Après Les Favoris de la lune, La Chasse aux papillons (1992), Adieu, plancher des vaches ! (1999), Lundi matin (2001), Jardins d'automne (2006) et Chantrapas (2010) auront reconduit un style aussi inimitable que souverainement immunisé contre le vacarme postmoderne, aussi flegmatique que précis, aussi obsessionnel qu'ironique dans son goût horizontal des brassages sociaux contrevenant dans ses marges ou brèches aux inerties du social établi. Dans la fine équipe rassemblée ici par Otar Iosseliani, on reconnaîtra, outre Rufus, Pierre Etaix, Tony Gatlif, Mathias Jung et Mathieu Amalric, tous filmés comme les mobiles d'un ballet qui les invite à profiter de l'avant-plan, avant de repartir dans l'un des plis du hors-champ, puis de revenir pour un autre tour, tels qu'en eux-mêmes.

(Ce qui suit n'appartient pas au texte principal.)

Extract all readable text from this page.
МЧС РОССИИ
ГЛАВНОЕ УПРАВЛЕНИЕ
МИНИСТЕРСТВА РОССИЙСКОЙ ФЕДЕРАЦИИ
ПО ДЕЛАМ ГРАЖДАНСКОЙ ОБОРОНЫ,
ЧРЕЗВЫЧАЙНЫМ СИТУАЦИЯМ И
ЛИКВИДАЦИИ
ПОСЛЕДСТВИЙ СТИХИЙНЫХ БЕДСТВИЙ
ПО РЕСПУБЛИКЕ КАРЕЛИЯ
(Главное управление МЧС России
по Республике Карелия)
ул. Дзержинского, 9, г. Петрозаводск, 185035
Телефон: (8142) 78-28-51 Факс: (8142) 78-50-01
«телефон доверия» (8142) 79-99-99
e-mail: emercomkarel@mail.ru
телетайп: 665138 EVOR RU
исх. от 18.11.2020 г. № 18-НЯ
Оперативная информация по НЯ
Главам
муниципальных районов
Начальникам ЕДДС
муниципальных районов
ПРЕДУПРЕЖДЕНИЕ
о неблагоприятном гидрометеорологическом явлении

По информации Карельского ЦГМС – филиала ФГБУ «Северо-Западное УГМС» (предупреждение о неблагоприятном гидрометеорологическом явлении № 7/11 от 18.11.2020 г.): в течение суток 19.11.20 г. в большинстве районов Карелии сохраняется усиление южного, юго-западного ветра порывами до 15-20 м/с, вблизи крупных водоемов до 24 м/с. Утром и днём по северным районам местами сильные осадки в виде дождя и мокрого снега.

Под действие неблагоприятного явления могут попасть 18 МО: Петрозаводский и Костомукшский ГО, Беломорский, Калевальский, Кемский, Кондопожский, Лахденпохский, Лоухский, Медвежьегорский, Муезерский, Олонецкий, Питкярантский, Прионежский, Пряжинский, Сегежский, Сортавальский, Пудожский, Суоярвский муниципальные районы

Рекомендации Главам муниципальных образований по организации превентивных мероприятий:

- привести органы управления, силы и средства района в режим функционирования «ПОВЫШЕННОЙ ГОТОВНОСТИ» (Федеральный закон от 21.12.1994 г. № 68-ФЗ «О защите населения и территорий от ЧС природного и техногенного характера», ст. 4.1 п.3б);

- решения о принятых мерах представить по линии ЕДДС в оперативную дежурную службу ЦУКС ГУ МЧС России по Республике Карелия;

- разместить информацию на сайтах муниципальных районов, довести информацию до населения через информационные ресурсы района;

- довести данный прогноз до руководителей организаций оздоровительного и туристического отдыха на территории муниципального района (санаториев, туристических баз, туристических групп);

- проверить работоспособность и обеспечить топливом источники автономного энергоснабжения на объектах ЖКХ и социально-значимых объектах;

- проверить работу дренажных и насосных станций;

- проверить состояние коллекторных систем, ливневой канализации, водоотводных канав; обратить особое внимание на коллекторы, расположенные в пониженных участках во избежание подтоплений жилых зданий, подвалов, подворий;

On se demande pourtant si, à la longue, le serpent du style n'aurait pas fini par se mordre la queue, la clôture ophidienne en marque d'une persévérance comprise aussi comme une mue impossible.

Rien ne se perd chez Otar Iosseliani, mais rien ne se crée non plus et il n'est donc pas sûr alors que tout s'y transforme. Ouroboros triompherait-il avec la rengaine du Même, qu'il s'agisse de l'invention esthétique ou de la vision politique, dans les infinies modulations de ce qui arrive en guise de subsomption scandée du devenir sous l'immobilité de l'être ? Avec l'Autre hypostasié dans le carrousel du Même, c'est aussi la dialectique neutralisée, c'est encore l'Histoire bloquée, évanouie. Pourtant, Chantrapas savait encore être du côté des répétitions non plus statiques mais dynamiques, la censure économique à l'ouest se substituant à son équivalent idéologique à l'est.

Chant d'hiver n'est pas celui des ruminations maussades et des cycles clos. L'hiver y compte autant que le chant. L'hiver joue les prolongations, il impose l'illusion de son éternisation. L'éternel appartient en vérité à ses chanteurs, ces poètes immortels qui ont brûlé le bois du cinéma pour en tirer la musique nécessaire à chauffer le cœur des rêveurs d'avril. « Garde ton amour éternel. / L'hiver, l'astre éteint-il sa flamme ? / Dieu ne retire rien du ciel ; / Ne retire rien de ton âme ! »(7).